It’s prime time for coronavirus swindlers

The FTC said recently that corona-fraud complaints had doubled in the last few weeks. Consumers reported losing $4.7m+, with a median loss of ~$600.


April 8, 2020

If a “relative” of some African royalty emails you and offers to “help” with that stimulus check, DO NOT hit reply.

Law-enforcement agencies around the country are warning consumers not to be taken in by a growing criminal underground that wants to make big bucks off the coronavirus pandemic.

The Federal Trade Commission said recently that corona-fraud complaints had doubled in the last few weeks. Consumers reported losing $4.7m+, with a median loss of ~$600.

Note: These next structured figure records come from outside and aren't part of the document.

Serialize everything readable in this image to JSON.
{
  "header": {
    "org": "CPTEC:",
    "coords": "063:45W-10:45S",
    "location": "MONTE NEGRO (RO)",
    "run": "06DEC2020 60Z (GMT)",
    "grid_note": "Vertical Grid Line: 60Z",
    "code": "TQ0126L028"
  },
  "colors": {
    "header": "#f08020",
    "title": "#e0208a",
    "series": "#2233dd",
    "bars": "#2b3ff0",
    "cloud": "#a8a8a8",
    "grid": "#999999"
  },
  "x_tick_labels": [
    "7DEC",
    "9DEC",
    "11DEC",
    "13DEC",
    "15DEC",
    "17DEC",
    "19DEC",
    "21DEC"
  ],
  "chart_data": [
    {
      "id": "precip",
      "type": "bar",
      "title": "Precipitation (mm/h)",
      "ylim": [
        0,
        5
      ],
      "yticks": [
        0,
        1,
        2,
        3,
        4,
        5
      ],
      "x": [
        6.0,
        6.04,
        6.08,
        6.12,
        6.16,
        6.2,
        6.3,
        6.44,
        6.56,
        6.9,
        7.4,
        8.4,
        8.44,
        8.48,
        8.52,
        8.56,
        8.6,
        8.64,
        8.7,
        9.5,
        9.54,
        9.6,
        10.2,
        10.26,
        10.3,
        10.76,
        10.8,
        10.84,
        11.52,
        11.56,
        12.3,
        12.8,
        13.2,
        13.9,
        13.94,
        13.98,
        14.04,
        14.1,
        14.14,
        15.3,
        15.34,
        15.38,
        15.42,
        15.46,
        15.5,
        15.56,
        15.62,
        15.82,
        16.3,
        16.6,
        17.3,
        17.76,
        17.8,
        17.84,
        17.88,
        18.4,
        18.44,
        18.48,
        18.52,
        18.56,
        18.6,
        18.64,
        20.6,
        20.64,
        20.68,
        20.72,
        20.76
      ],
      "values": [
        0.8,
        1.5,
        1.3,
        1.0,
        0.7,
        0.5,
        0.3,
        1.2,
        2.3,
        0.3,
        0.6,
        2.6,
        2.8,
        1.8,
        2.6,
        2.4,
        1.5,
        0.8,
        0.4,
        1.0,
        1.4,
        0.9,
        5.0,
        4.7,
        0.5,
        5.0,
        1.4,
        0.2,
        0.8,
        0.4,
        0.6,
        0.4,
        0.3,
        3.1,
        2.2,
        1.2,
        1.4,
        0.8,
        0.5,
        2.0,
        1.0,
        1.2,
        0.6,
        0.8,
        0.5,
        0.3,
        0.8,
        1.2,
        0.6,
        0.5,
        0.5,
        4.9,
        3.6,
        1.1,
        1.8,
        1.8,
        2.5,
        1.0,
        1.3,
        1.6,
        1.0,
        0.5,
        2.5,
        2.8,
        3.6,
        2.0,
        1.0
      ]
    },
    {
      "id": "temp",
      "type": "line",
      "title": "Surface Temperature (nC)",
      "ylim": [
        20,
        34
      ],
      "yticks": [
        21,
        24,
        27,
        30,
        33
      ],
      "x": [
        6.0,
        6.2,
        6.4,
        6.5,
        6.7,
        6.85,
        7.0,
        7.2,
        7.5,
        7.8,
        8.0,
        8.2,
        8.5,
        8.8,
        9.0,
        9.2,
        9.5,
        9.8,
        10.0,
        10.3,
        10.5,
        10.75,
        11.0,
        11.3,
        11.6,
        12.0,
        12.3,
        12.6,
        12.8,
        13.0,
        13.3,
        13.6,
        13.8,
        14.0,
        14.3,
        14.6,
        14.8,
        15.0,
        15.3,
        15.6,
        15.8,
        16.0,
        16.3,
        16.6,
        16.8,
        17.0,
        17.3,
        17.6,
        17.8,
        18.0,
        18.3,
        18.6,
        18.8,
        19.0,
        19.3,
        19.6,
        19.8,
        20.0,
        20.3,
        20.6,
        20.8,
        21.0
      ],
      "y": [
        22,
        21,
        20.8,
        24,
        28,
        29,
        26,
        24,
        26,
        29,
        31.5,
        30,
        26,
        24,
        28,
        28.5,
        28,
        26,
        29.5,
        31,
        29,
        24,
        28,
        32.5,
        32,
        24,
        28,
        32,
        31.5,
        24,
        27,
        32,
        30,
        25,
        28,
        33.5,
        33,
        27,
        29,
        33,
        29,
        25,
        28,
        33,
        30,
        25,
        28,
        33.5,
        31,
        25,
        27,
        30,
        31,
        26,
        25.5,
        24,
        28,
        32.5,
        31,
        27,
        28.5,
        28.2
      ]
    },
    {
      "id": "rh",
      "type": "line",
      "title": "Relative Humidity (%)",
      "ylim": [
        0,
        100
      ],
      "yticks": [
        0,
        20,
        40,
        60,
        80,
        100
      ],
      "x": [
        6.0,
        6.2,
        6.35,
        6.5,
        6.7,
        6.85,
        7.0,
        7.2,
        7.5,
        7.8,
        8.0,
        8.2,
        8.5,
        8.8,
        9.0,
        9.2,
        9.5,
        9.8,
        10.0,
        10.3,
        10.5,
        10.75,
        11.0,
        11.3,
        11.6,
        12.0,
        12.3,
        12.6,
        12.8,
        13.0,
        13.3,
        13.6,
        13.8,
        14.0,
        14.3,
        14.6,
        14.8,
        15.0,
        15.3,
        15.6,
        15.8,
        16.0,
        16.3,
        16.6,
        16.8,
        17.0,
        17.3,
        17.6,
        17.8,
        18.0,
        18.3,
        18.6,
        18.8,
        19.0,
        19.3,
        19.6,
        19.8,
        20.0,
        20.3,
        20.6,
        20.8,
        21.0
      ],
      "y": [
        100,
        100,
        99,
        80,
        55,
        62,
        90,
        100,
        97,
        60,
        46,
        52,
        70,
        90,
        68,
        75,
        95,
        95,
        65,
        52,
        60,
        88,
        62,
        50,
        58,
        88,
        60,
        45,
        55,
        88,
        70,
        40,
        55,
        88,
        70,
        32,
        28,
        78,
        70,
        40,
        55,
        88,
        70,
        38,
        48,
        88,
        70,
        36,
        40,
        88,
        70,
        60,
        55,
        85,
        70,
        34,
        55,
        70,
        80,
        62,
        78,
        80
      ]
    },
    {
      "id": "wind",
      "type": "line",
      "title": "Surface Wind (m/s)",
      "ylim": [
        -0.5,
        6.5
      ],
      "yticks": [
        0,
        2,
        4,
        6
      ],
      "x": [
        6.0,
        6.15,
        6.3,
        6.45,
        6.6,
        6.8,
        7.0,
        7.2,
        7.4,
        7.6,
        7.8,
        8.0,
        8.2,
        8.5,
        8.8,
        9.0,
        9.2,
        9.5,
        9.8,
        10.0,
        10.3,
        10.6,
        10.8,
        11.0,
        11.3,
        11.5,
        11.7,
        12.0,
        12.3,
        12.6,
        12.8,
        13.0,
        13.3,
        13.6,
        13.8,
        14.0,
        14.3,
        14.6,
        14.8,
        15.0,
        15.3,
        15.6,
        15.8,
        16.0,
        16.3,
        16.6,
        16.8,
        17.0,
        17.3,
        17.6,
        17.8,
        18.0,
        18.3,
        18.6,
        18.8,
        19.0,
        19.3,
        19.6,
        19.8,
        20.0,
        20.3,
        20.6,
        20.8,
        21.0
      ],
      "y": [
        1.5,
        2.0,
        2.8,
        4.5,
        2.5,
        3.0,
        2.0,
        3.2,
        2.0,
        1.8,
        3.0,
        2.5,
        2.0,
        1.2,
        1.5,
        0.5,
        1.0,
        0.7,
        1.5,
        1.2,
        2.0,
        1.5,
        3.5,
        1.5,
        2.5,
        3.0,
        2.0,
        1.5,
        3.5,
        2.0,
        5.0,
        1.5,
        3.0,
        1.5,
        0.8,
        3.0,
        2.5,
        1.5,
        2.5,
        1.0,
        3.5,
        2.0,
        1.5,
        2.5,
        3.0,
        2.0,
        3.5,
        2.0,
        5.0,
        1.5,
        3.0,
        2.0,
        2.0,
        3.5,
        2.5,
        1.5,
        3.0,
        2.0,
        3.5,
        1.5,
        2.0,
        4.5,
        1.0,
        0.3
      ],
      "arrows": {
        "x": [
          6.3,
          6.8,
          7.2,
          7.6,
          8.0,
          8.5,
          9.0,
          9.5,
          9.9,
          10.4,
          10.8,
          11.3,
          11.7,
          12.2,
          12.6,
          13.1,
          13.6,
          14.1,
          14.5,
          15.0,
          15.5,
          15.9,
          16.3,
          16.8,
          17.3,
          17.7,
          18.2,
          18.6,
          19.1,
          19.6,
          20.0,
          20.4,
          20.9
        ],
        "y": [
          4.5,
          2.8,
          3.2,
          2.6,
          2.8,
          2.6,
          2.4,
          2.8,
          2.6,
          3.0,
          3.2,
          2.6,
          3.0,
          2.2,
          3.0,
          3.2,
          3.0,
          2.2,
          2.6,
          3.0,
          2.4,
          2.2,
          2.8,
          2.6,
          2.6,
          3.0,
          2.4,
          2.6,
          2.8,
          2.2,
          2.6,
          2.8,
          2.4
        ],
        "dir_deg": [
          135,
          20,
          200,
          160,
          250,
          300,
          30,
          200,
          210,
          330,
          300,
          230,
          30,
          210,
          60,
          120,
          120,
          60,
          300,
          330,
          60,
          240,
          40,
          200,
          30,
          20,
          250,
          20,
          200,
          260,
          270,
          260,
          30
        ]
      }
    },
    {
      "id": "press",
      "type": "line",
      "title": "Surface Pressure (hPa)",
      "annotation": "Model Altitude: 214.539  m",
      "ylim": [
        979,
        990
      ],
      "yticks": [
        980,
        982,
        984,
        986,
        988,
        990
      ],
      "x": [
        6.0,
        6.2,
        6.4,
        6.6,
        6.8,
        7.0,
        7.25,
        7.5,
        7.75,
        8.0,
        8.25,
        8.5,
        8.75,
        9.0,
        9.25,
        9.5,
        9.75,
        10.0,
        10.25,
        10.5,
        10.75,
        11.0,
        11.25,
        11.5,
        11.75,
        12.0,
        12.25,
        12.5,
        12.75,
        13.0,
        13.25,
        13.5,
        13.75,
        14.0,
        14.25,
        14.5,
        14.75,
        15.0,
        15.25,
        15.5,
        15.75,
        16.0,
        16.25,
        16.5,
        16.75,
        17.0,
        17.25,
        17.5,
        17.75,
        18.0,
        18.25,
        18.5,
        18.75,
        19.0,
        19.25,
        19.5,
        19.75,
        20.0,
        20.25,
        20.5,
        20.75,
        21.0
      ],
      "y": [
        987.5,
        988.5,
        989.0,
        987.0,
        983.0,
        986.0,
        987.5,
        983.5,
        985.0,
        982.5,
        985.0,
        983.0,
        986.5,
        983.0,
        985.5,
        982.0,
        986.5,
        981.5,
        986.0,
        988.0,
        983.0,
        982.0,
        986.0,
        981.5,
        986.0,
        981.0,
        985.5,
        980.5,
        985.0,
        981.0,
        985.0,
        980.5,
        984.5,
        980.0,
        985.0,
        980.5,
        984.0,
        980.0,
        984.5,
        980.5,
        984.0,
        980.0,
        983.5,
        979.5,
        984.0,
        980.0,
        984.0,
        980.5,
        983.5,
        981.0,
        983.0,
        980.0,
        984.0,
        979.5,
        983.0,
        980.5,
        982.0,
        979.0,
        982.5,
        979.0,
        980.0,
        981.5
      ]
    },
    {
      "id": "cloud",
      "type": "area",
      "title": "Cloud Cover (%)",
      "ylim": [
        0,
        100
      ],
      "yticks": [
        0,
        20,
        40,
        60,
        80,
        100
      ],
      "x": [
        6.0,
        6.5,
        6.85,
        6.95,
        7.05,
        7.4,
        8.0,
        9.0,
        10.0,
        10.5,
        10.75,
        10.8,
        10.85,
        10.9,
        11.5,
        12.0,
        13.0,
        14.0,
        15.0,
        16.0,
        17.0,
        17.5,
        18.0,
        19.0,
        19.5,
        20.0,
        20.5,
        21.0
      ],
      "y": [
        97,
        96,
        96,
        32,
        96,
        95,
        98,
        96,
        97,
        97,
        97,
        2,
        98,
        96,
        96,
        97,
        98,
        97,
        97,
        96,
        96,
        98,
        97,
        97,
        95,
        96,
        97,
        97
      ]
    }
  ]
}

The scammers are going HAM

It’s bad enough that some world leaders and celebrities are promoting corona-spiracies (wyd, Woody?!) and unproven DIY remedies. (Tea is NOT going to cut it, no matter what Venezuela’s president says.)

When misinformation spreads almost as fast as the virus itself, that gives enterprising evildoers more room to operate.

The New York Times reported that a fake corona-clinic was operating out of a convenience-store parking lot, offering “tests” for $240 a pop. 

But the fakers blew their cover when they misspelled the acronym for a medical privacy law as “HIPPA,” among other dead giveaways (it’s “HIPAA,” for you spelling-bee champs out there). Criminal masterminds they ain’t.

If you think that’s dumb, we’ve got a statue to sell ya

The police in India caught someone trying to offload the “Statue of Unity” — the world’s tallest, at almost 600 feet — for $4B, claiming the proceeds would go toward fighting the virus.

Vice reported that cybersquatting criminals are buying up corona-adjacent domains, trying to trick people into thinking their sites are legit.

Here’s a fun way to protect yourself

Gather ’round your isolated loved ones and settle in for a reassuring game of FTC Scam Bingo. Any offers that would win you a letter are probably frauds.